Willis attempts to understand this paradox with an ethnographic study of 12 working class boys who are in open opposition to the cultural values of their school. Unlike Corrigan, Willis is far stronger in his rejection of conventional explanations for the boys' occupational destinies because they ignore the element of choice. The 'lads' consciously choose their labouring jobs and reject middle class careers.
Within school, the lads' rejections of middle class cultural values are lived out as a style that Willis describes as 'caged resentment'. It normally stops short of outright confrontation and instead employed wearing down tactics based on the idea of having a 'laff', smoking, drinking, and through clothes. Willis uncovers two exceptionally important points that differentiate the lads from the conformists in the school.
First, the lads' reactions to school are group reactions, the values are collective rather than individualistic. Second, there is a glimpse of an attitude towards masculinity, adopted by the lads, that Willis later uses to good effect when he tries to explain what the main constraint is that prevents the lads breaking out of the cycle of working class absorption into manual labour.
Willis dismisses the notion that the lads' preference for manual labour is just a case of false consciousness. In fact, he argues that in important respects the lads are right.

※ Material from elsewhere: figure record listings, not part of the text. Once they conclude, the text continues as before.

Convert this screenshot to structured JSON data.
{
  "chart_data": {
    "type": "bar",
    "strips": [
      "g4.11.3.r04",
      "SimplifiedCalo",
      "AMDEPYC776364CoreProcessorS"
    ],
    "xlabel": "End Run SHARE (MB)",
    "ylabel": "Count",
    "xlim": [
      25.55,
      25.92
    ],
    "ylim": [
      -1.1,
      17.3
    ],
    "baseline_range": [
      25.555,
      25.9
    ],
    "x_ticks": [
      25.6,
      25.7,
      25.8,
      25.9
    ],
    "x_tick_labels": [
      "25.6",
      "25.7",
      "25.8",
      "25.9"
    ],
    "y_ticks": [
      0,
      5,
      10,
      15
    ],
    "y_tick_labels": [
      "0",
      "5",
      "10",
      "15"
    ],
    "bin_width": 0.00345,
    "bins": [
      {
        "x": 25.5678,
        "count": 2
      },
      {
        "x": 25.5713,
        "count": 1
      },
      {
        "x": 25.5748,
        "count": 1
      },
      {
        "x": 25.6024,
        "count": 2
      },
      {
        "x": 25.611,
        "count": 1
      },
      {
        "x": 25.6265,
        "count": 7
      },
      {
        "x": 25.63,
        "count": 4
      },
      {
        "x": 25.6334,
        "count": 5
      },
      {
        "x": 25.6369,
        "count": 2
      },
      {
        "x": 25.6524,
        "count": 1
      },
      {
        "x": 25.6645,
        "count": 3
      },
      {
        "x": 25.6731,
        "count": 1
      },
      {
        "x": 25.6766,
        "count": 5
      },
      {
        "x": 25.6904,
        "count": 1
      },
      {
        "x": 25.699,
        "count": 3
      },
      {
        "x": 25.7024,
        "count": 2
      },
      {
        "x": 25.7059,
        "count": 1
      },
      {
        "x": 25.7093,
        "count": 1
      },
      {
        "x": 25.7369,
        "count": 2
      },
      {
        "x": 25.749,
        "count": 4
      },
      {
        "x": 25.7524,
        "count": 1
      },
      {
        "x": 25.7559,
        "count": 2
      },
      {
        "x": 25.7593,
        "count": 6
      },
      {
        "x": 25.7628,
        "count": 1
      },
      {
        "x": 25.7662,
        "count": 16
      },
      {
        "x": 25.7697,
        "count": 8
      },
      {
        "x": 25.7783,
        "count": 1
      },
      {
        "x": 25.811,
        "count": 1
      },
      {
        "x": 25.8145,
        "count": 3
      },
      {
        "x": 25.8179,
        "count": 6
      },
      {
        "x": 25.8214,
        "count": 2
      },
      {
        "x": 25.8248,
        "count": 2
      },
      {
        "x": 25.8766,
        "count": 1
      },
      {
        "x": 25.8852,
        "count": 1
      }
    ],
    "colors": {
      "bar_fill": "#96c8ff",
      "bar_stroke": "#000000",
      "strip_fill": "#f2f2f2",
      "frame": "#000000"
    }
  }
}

First, the lads are clearly very aware of the sacrifices they would have to make in cultural terms in order to attempt to secure any limited amount of social mobility. It would cut them off from their roots and the security of their group of friends. Both in school and later at work, they feel they would have traded a slight rise in prestige and status in institutional terms for the loss of their freedom and masculinity. The school would turn them into 'cissies'. Second, they have grasped the fact that in reality, all the jobs for which they could apply are more or less the same, that the particular form of work matters very little. Consequently, the notion that the school can prepare them for a career fades into disbelief.
The power of these penetrations is however limited. The limitation is the result, argues Willis, of patriarchy. This limitation ensures the success of class reproduction. What the lads are rejecting in school is not just the idea of individual striving for success in favour of a group response of collective academic failure, but also the femininity of mental labour in favour of the masculinity of manual labour. This then is the inversion of the dominant ideology's evaluation of the worth of mental and manual labour and it traps them. Because the lads associate manual labour with masculinity it is positively embraced by them and thus ensures their absorption into manual labour.
What the boys in Willis' study disliked was the pointlessness of school. Having rejected what the school has to offer, time in school is wasted time and the only way to improve it is through generating excitement by causing disruption.
If these books are important it is because of the new direction that they give in considering pupil behaviour. The attempt to add a cultural dimension to the already well argued structural accounts of Althusser and Bowles and Gintis considerably enriches our knowledge of schooling, and serves notice on over-deterministic accounts of reproduction and social control.